C’est ainsi que les Parisiens ont reçu, il y a quelques jours, un courrier de la Marie de Paris : « Construire avec vous l’avenir de Paris. Donnez votre avis ! » Il s’agit d’une consultation par la voie d’un sondage comptant 22 questions, en vue de la révision du Plu de Paris, le Plan Local d’Urbanisme, « qui fixera les règles d’urbanisme pour les vingt prochaines années : constructions nouvelles, transformation de bâtiments existants, occupation des espaces, préservation du patrimoine ». (L’ensemble des documents existe en ligne, sur le site de la Mairie de Paris)
L’idée que chacun se fait d’un Plu passant, n’en doutons pas, par celle d’une grande carte aux couleurs chamarrées de l’urbanisme contemporain, il était tentant de voir quel était justement le statut de la carte dans le cadre de cette consultation populaire. La carte est-elle une forme possible de question ? Sinon, quel est son rôle dans l’énoncé des questions posées ?
Deux fascicules ont été envoyés. L’un, de cinq pages, explique globalement la démarche et expose les enjeux du Plu (télécharger le document en pdf, 1,3 Mo).
L’autre est le questionnaire proprement dit. Premier constat : le questionnaire ne comporte pas de carte. Ni pour poser une question, ni pour y répondre. Ainsi, aucune question, même si elle fait référence à des lieux précis (Porte d’Orléans, Porte de la Chapelle…), ne s’appuie directement sur une carte de ces lieux et qui serait placée en regard de la question qui les concerne.
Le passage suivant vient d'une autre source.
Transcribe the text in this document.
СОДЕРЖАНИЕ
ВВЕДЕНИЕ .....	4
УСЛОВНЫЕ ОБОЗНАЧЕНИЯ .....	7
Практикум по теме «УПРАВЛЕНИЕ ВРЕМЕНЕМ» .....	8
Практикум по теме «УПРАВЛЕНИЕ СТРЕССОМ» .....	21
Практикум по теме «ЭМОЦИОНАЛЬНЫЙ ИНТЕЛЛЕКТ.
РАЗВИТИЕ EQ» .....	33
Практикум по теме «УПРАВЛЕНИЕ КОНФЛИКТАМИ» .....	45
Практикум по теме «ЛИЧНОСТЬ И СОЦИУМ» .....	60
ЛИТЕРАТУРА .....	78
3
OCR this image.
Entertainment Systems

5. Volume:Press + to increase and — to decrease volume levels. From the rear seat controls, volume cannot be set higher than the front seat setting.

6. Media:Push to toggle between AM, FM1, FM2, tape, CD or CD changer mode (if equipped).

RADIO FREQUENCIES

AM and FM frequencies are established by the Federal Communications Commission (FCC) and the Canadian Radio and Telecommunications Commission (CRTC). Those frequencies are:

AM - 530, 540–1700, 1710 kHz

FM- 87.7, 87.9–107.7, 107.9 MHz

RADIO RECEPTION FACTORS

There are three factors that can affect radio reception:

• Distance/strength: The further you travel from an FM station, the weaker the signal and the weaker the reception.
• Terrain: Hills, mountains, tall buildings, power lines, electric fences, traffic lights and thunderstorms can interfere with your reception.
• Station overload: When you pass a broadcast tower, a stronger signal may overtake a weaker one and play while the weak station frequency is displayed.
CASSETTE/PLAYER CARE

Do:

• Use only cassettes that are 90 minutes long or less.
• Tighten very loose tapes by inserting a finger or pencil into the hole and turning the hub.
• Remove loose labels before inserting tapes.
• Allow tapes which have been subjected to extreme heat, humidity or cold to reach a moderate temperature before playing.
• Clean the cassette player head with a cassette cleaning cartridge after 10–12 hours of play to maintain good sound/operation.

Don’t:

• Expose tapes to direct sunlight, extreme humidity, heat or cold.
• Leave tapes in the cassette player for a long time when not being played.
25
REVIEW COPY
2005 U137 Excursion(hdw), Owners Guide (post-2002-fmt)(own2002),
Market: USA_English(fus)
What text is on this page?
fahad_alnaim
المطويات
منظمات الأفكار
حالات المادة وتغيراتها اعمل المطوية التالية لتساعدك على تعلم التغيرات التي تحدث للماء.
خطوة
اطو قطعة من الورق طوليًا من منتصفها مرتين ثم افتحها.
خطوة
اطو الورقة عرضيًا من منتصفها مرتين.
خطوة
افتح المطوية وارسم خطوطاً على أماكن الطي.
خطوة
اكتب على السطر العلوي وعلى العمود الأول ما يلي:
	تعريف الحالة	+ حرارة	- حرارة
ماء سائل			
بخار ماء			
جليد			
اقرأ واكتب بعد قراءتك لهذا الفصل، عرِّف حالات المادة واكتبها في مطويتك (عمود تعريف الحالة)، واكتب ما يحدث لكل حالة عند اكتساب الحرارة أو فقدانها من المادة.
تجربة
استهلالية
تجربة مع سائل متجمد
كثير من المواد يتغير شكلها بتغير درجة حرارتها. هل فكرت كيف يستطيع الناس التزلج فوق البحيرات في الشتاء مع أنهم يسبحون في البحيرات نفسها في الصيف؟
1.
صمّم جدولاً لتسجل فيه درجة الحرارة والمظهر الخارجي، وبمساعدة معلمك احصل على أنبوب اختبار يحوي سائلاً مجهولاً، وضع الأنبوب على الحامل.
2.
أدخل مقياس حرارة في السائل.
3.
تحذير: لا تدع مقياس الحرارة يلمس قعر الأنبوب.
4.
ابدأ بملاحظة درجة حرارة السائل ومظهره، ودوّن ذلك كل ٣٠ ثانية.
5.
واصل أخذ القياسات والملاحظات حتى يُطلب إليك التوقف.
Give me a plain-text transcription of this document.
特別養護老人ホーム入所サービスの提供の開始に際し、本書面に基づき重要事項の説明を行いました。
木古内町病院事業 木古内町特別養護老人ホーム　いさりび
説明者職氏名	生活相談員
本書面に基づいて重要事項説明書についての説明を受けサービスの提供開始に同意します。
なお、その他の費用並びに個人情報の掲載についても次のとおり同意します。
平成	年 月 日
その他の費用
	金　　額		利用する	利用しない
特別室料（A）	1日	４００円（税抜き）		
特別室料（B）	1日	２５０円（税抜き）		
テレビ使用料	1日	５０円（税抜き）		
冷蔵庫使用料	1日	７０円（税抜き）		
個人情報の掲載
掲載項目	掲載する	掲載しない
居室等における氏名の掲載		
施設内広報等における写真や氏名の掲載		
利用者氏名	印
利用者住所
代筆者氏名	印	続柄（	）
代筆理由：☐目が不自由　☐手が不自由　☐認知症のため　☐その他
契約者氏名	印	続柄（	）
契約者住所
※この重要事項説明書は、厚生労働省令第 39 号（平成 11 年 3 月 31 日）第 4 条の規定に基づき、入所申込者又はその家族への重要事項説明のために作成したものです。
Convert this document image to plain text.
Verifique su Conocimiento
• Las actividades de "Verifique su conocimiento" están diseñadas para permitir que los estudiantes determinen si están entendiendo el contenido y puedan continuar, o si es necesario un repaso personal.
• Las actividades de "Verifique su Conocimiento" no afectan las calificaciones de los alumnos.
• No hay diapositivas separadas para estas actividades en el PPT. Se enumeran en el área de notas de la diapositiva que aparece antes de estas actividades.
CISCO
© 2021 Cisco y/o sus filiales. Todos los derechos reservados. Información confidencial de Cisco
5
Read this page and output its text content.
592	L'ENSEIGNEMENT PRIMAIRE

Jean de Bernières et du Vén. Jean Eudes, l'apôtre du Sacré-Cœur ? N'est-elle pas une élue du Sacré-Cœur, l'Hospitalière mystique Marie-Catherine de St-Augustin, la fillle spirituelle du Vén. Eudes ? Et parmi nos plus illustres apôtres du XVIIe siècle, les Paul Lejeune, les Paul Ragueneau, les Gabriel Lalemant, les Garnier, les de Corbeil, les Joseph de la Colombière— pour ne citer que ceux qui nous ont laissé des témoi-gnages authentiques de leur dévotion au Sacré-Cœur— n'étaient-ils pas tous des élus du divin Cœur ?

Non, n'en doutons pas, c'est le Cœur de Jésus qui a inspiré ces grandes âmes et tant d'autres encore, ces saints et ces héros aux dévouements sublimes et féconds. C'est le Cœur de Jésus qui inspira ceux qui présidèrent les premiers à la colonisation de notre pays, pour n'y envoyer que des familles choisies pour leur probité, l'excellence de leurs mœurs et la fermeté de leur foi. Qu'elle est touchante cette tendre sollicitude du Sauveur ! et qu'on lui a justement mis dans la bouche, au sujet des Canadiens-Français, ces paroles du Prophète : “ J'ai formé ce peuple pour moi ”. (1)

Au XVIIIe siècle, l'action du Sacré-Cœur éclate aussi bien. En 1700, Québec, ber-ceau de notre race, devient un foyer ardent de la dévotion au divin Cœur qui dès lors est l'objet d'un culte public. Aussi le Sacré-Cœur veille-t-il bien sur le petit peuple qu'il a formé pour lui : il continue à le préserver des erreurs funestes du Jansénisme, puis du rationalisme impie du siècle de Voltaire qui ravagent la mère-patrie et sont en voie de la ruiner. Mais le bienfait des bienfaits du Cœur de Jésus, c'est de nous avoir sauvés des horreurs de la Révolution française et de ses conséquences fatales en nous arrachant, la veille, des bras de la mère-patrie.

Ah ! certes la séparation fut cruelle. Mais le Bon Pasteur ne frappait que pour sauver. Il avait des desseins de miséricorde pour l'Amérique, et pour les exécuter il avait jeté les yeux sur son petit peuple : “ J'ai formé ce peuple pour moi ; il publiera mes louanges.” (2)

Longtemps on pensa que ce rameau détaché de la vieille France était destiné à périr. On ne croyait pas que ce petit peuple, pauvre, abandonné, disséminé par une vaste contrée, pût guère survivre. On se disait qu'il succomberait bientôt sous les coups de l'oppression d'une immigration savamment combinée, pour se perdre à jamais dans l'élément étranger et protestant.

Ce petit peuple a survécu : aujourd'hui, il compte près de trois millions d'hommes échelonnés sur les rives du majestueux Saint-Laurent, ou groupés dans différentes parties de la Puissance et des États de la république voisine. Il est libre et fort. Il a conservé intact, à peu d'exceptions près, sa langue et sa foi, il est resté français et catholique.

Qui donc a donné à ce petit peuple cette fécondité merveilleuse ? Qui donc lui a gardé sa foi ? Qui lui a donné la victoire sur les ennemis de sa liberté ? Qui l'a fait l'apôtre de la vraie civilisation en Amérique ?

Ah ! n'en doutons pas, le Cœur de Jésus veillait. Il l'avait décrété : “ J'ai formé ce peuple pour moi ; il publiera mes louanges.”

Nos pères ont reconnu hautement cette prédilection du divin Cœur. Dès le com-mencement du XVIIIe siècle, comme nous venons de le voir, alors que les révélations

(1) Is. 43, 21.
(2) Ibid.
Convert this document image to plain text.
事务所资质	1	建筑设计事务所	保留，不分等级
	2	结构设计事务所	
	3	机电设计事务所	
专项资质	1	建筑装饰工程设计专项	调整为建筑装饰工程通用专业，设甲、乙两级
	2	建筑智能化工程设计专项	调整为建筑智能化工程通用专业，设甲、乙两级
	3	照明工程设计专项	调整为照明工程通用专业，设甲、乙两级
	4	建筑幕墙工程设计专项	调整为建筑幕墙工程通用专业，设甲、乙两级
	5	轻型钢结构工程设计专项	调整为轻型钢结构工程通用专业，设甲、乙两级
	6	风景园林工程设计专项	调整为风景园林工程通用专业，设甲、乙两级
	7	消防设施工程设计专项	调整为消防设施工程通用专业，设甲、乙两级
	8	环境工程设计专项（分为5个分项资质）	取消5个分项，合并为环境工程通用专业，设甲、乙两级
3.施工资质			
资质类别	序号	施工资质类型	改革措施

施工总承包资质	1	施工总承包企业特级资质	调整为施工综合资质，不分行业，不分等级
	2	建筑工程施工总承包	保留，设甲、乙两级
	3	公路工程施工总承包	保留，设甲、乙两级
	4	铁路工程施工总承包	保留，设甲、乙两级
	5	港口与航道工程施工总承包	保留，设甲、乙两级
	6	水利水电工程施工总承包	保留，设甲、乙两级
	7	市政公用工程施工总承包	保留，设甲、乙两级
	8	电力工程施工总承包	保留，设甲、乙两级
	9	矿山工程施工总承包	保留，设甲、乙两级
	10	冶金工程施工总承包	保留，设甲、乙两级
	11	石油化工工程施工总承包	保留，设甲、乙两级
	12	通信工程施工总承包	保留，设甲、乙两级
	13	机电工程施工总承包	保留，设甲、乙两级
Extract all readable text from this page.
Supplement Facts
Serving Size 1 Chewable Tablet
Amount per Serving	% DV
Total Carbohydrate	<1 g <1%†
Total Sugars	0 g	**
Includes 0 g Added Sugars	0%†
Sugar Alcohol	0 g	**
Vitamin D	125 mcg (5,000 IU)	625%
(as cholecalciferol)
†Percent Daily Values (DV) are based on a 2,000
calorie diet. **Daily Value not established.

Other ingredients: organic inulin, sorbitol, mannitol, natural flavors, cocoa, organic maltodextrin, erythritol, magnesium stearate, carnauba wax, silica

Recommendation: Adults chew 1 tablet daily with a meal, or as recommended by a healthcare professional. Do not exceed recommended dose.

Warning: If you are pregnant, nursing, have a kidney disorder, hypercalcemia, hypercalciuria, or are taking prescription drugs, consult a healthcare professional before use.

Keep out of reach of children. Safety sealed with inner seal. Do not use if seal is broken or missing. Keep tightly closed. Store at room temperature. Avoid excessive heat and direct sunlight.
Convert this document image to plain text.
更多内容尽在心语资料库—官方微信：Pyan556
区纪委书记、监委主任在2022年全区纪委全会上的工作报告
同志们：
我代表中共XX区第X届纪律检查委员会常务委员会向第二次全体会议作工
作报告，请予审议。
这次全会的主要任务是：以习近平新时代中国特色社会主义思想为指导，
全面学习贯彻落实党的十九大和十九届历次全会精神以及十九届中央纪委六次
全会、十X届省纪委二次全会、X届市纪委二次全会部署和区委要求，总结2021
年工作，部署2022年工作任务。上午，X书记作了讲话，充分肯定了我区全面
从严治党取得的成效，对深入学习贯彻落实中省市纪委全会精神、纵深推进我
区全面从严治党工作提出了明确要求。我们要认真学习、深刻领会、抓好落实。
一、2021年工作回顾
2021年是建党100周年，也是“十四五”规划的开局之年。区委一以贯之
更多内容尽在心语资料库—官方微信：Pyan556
Il faut sans doute voir dans cette absence de la question « où ? » un écho à l’intitulé du projet lui même : le plan est local, et une consultation de tous les Parisiens privilégie la cohérence de la société locale, renvoyant au second plan les enjeux infralocaux des quartiers. L’espace du questionnaire est donc surtout un espace générique parisien, décrit par des statistiques globales plutôt que par des configurations spatiales spécifiques.
Quant à la réponse par les cartes, la méthodologie associée est, on le sait, très difficile à maîtriser, tant sur le plan de la conception théorique que sur celui de la mise en œuvre pratique.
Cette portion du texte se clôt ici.